Monday, March 31, 2014

An Exposition of Jeremiah 6:16

Thus saith the LORD, Stand ye in the ways, and see, and ask for the old paths, where is the good way, and walk therein, and ye shall find rest for your souls. But they said, We will not walk therein.

     This passage is a part of the second sermon of Jeremiah to Judah, which begins in chapter 3, verse 6 and ends at chapter 6, verse 30.  The people of Judah had turned from the Lord, so God sent Jeremiah to call them to repentance.  He pointed out their sin, warned them of the judgment, and offered them an opportunity to repent.  These are the three great themes of this sermon.  God’s mercy and grace are contrasted with Judah’s wickedness.
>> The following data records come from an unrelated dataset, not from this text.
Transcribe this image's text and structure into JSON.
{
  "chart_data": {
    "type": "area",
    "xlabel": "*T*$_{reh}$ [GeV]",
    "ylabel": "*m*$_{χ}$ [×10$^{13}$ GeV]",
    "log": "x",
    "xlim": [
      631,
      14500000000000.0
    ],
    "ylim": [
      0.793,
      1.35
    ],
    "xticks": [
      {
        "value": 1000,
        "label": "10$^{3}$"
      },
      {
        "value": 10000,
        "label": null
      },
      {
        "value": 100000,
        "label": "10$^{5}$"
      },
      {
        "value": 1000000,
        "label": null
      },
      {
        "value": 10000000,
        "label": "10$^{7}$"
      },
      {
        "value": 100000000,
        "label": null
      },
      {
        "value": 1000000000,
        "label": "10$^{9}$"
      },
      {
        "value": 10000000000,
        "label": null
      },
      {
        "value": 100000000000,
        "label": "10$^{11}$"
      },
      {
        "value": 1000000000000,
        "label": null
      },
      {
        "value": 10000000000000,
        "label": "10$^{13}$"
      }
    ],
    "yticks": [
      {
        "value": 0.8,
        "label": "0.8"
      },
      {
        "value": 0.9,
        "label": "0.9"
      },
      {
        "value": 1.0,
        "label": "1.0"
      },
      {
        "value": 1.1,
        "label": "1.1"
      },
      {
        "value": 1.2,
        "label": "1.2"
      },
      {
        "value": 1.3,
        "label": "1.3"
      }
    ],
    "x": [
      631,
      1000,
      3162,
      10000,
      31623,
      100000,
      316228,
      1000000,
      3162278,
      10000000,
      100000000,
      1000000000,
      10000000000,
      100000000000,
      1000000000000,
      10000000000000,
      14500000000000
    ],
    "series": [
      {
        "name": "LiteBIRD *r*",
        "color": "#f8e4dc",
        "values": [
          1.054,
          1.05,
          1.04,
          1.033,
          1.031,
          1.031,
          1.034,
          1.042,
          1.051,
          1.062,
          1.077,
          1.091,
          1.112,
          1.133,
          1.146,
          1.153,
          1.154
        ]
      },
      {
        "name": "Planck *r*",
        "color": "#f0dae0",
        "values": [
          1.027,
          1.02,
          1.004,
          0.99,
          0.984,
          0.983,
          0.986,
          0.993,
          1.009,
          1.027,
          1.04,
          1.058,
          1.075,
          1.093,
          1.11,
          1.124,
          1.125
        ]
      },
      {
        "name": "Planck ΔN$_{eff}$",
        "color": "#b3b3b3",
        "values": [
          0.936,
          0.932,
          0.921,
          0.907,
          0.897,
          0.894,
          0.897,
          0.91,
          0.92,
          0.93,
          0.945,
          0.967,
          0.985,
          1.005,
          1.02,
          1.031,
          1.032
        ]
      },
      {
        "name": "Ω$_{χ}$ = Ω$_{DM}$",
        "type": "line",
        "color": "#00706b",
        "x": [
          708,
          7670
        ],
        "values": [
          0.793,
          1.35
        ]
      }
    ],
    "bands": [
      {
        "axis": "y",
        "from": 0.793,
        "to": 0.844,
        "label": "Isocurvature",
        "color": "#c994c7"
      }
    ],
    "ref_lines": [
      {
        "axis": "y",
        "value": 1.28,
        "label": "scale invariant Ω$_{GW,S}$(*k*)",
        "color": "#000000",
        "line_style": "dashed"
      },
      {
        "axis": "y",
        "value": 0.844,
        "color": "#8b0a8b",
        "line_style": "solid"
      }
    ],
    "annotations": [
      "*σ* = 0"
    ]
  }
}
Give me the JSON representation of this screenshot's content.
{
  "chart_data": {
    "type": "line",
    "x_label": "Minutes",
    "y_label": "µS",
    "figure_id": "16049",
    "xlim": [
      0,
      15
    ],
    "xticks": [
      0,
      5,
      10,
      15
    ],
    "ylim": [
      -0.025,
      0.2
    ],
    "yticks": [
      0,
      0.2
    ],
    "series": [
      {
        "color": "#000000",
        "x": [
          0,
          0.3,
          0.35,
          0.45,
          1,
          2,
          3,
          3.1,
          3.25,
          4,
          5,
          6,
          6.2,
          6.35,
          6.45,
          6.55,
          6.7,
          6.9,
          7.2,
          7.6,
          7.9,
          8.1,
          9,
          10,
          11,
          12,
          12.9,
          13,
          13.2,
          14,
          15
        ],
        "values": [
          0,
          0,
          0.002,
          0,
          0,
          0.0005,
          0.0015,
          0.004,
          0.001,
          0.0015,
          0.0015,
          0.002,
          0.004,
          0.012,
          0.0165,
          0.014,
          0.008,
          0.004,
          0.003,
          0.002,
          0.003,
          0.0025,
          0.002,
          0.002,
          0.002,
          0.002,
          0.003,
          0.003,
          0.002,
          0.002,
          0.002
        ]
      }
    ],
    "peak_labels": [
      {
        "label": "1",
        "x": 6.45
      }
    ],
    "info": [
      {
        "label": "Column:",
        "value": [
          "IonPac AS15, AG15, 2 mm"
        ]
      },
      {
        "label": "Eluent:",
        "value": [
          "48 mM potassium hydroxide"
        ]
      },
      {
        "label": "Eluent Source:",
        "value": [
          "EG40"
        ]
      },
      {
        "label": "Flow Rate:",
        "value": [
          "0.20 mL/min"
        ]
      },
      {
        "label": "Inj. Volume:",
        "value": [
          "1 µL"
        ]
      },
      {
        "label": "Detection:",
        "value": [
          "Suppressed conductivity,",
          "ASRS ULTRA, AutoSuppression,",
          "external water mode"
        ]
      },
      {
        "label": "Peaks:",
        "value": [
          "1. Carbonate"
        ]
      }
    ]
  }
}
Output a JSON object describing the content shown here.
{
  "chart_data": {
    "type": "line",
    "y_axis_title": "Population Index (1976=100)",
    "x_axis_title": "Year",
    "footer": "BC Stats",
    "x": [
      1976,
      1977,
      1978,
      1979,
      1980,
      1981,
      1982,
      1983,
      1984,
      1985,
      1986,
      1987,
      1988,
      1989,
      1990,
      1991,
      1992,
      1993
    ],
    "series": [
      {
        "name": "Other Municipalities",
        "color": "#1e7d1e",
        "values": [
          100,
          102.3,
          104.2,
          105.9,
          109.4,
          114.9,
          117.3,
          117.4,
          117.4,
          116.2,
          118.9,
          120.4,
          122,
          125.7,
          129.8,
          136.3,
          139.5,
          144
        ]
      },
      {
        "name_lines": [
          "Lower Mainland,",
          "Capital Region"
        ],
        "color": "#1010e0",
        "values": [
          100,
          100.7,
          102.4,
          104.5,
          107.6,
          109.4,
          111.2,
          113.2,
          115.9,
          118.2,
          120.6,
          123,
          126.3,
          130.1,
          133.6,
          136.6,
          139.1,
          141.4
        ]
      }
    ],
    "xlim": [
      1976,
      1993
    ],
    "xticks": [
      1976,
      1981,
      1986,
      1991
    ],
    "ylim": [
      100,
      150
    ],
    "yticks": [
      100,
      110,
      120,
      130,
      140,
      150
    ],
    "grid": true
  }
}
      In 6:13-19, Jeremiah was drawing the sermon to a close, and summarizing the message.  The condemnation was stated clearly in vs. 13-14 where the false prophets and people had rejected God.  Given the divine condemnation, the LORD calls them to return to the old paths, the good way.  However, the people refused.   Though God offered them a chance they would not heed, and judgment was prophesied.
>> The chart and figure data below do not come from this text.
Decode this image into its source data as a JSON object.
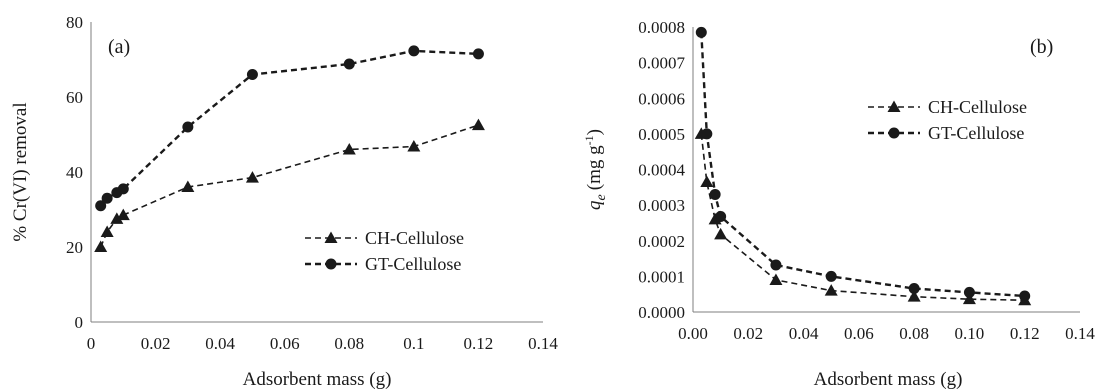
{
  "chart_data": [
    {
      "type": "line",
      "panel_label": "(a)",
      "xlabel": "Adsorbent mass (g)",
      "ylabel": "% Cr(VI) removal",
      "xlim": [
        0,
        0.14
      ],
      "ylim": [
        0,
        80
      ],
      "x_ticks": [
        "0",
        "0.02",
        "0.04",
        "0.06",
        "0.08",
        "0.1",
        "0.12",
        "0.14"
      ],
      "y_ticks": [
        "0",
        "20",
        "40",
        "60",
        "80"
      ],
      "grid": false,
      "legend_position": "bottom-right",
      "series": [
        {
          "name": "CH-Cellulose",
          "marker": "triangle",
          "x": [
            0.003,
            0.005,
            0.008,
            0.01,
            0.03,
            0.05,
            0.08,
            0.1,
            0.12
          ],
          "y": [
            20,
            24,
            27.5,
            28.5,
            36,
            38.5,
            46,
            46.8,
            52.5
          ]
        },
        {
          "name": "GT-Cellulose",
          "marker": "circle",
          "x": [
            0.003,
            0.005,
            0.008,
            0.01,
            0.03,
            0.05,
            0.08,
            0.1,
            0.12
          ],
          "y": [
            31,
            33,
            34.5,
            35.5,
            52,
            66,
            68.8,
            72.3,
            71.5
          ]
        }
      ]
    },
    {
      "type": "line",
      "panel_label": "(b)",
      "xlabel": "Adsorbent mass (g)",
      "ylabel_base": "q",
      "ylabel_sub": "e",
      "ylabel_unit": "(mg g",
      "ylabel_sup": "-1",
      "ylabel_close": ")",
      "xlim": [
        0,
        0.14
      ],
      "ylim": [
        0,
        0.0008
      ],
      "x_ticks": [
        "0.00",
        "0.02",
        "0.04",
        "0.06",
        "0.08",
        "0.10",
        "0.12",
        "0.14"
      ],
      "y_ticks": [
        "0.0000",
        "0.0001",
        "0.0002",
        "0.0003",
        "0.0004",
        "0.0005",
        "0.0006",
        "0.0007",
        "0.0008"
      ],
      "grid": false,
      "legend_position": "top-right",
      "series": [
        {
          "name": "CH-Cellulose",
          "marker": "triangle",
          "x": [
            0.003,
            0.005,
            0.008,
            0.01,
            0.03,
            0.05,
            0.08,
            0.1,
            0.12
          ],
          "y": [
            0.0005,
            0.000365,
            0.00026,
            0.000218,
            9e-05,
            6e-05,
            4.3e-05,
            3.6e-05,
            3.3e-05
          ]
        },
        {
          "name": "GT-Cellulose",
          "marker": "circle",
          "x": [
            0.003,
            0.005,
            0.008,
            0.01,
            0.03,
            0.05,
            0.08,
            0.1,
            0.12
          ],
          "y": [
            0.000785,
            0.0005,
            0.00033,
            0.000268,
            0.000132,
            0.0001,
            6.6e-05,
            5.5e-05,
            4.5e-05
          ]
        }
      ]
    }
  ],
  "colors": {
    "line": "#1a1a1a",
    "axis": "#7f7f7f"
  }
}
But what were the old paths?  The simplest answer would be the opposite of what they had been condemned for.   Because this was the summary of the sermon, the particular sin was not given here, but it was made clear throughout the message.  There are many descriptions, but only one sin: rejecting Jehovah  to worship pagan gods.  These were not idols of the mind, flesh, or wrong priorities.  Judah had worshipped the graven images of the surrounding nations.  At the beginning of the sermon Jeremiah graphically described Judah’s behavior as whoredom. (3:9)  Leaving the Jehovah, they had “committed adultery with stones and with stocks.”  They had been unfaithful to the true God, and had turned to idols made of rock and wood.  The religious leaders had not left their vocation, but directed it toward pagan gods. In 5:31 the prophets had spoken false words, words that had not come from God.  The priests had ruled by their own means rather than God’s Law, and the people loved it.  There were both pagan leaders and pagan followers.  The sin of Judah was not merely breaking the Law of Moses, or not serving God as well as they should, but a wholesale rejection of Jehovah.  The gravity of the situation was labeled as an “abomination” in 6:15. 
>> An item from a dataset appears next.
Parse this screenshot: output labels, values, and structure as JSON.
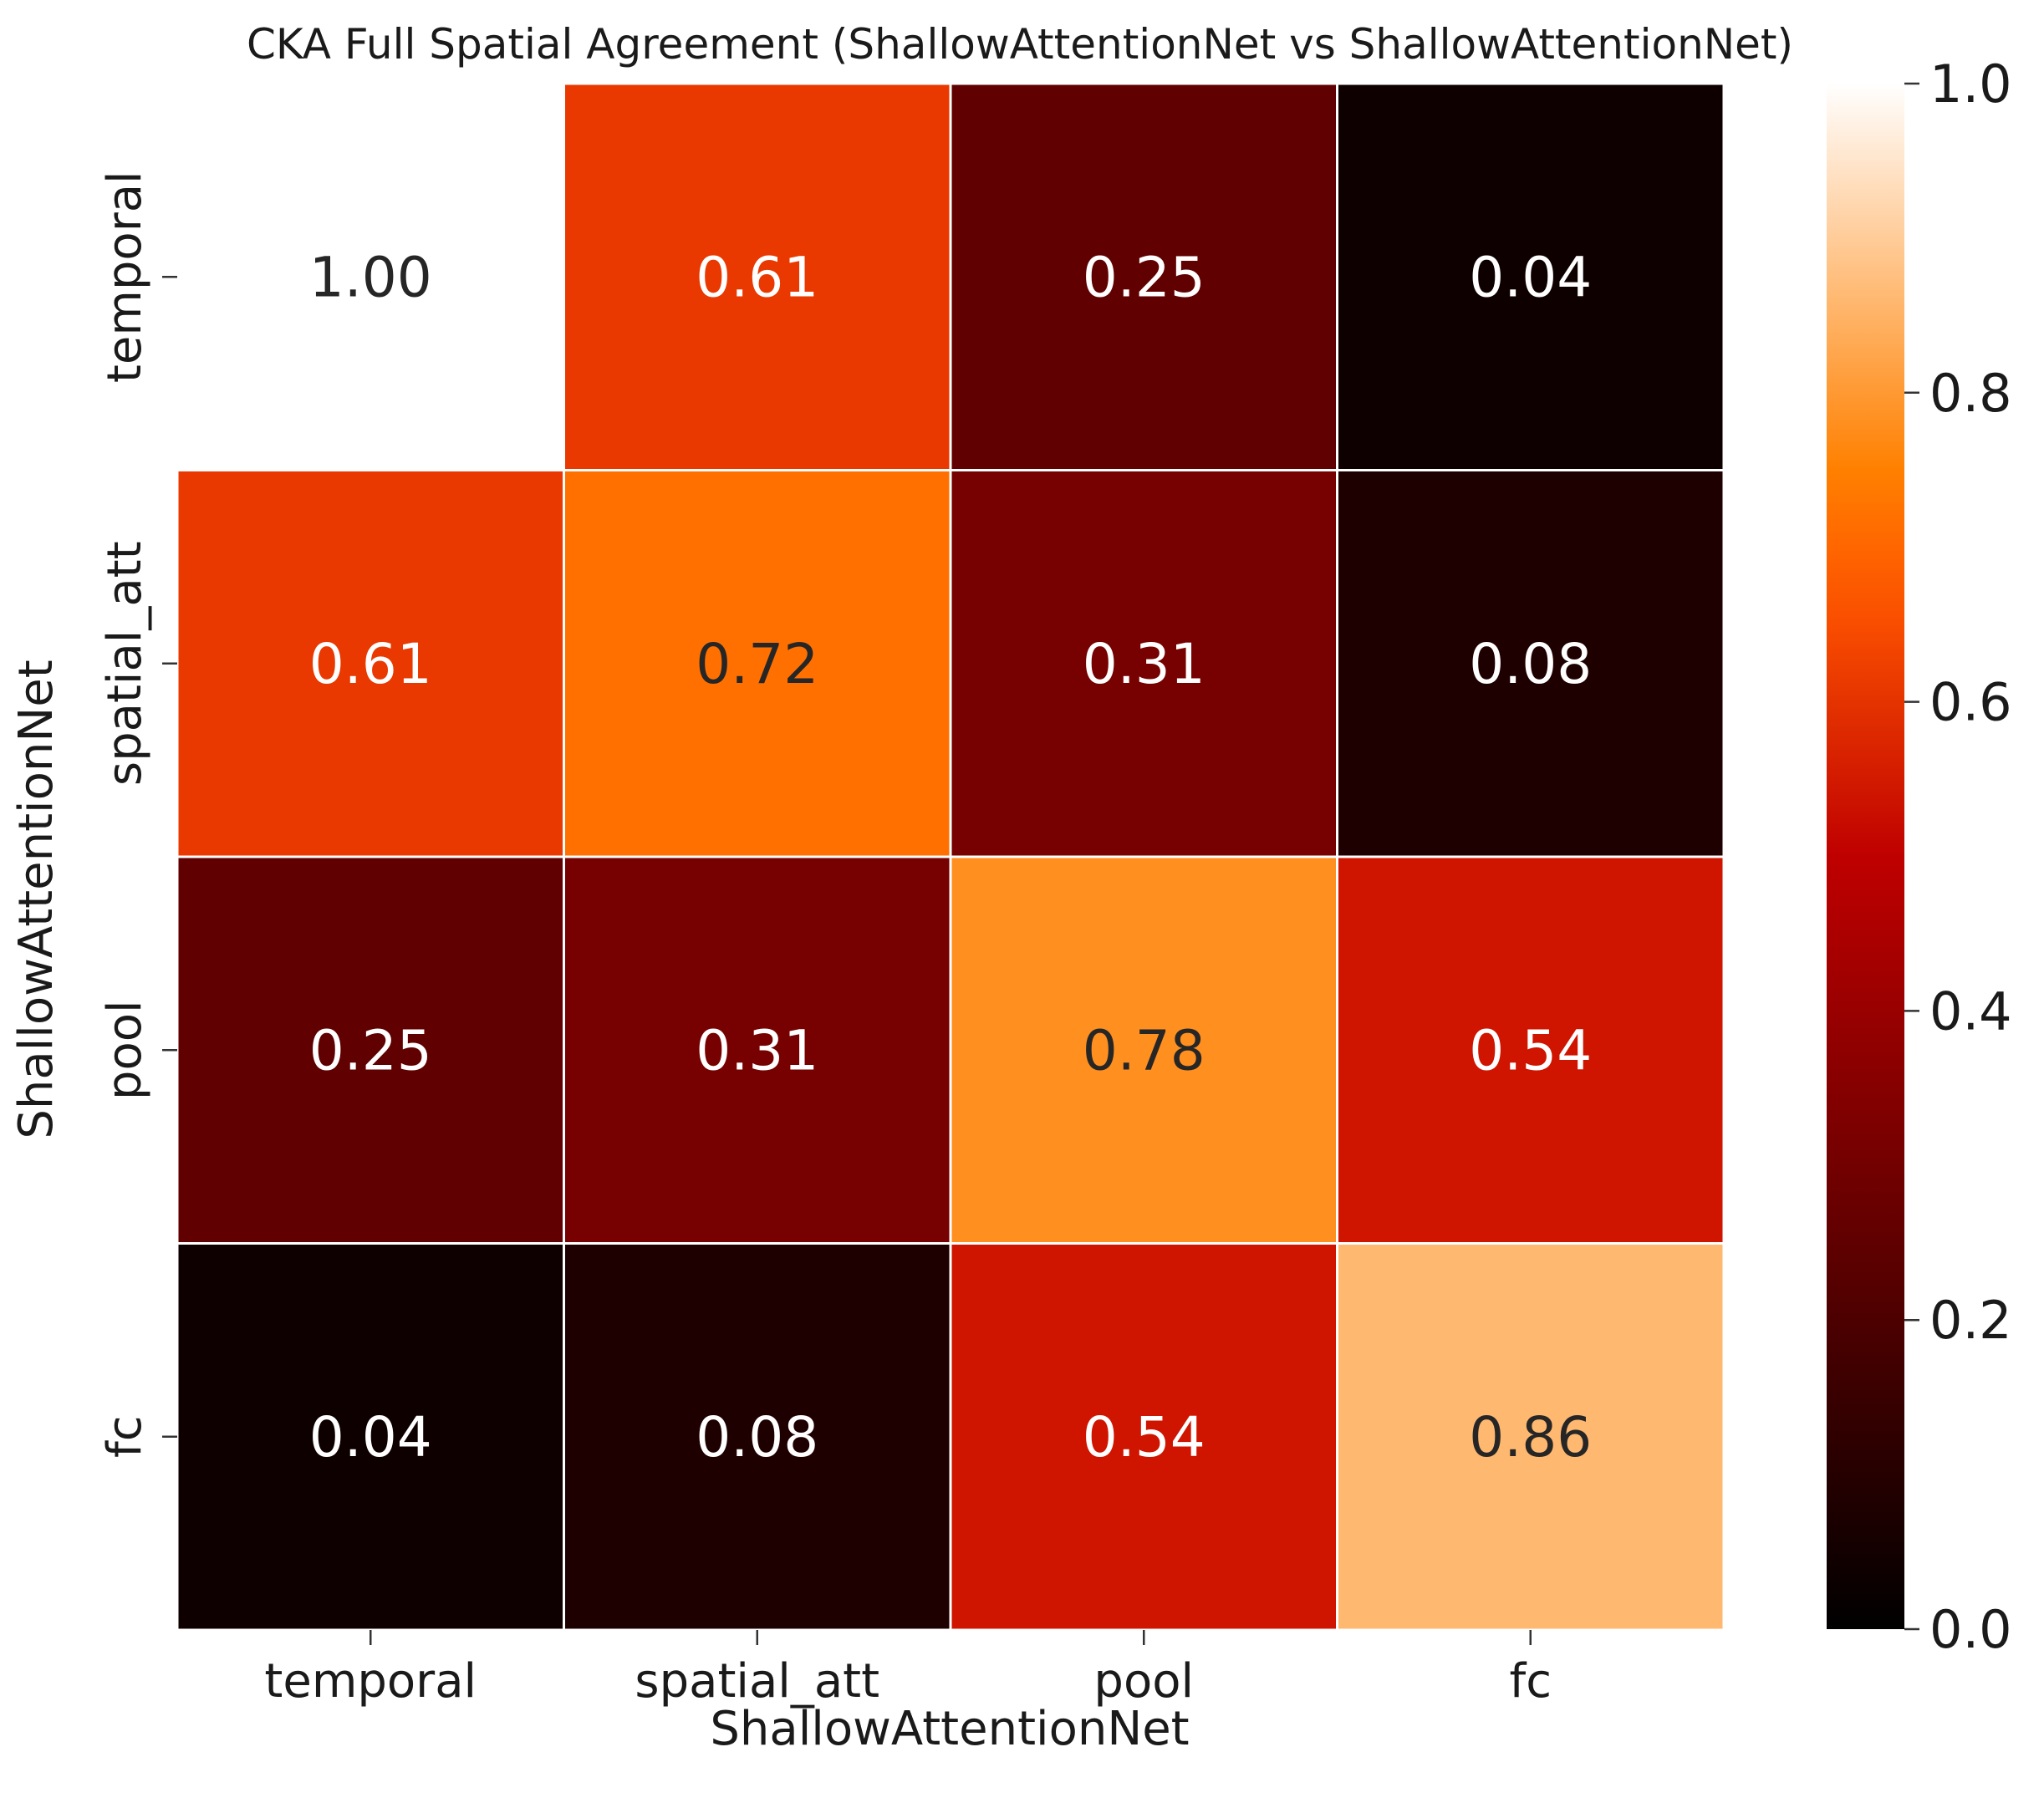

       Despite this polytheistic heathenism, God called them back to the right way.  "The emphasis is on the good way - which was the way of God, not just the way of old." (Dave Delaney)  There were many "old paths", but only one "good way."  The good way was the life the Israelites had walked when they were founded as a nation at Mt. Sinai.  This old way was laid down from the beginning by Moses, summed up in “Hear, O Israel: The LORD our God is one LORD.” (Deut. 6:4)  Judah was being called away from paganism, back to the very foundation of their nation, back to the original life, the old, good path, where they had one God - Jehovah, whom they served.  They had left this path for Balaam and would be made desolate as a result.  The only way to divert this was to return to worship and service of the LORD, Jehovah.  To fail to do so was to bring judgment by a foreign nation. 
The sin of Judah was paganism, the remedy was repentance, and obedience would bring mercy; failure would bring captivity.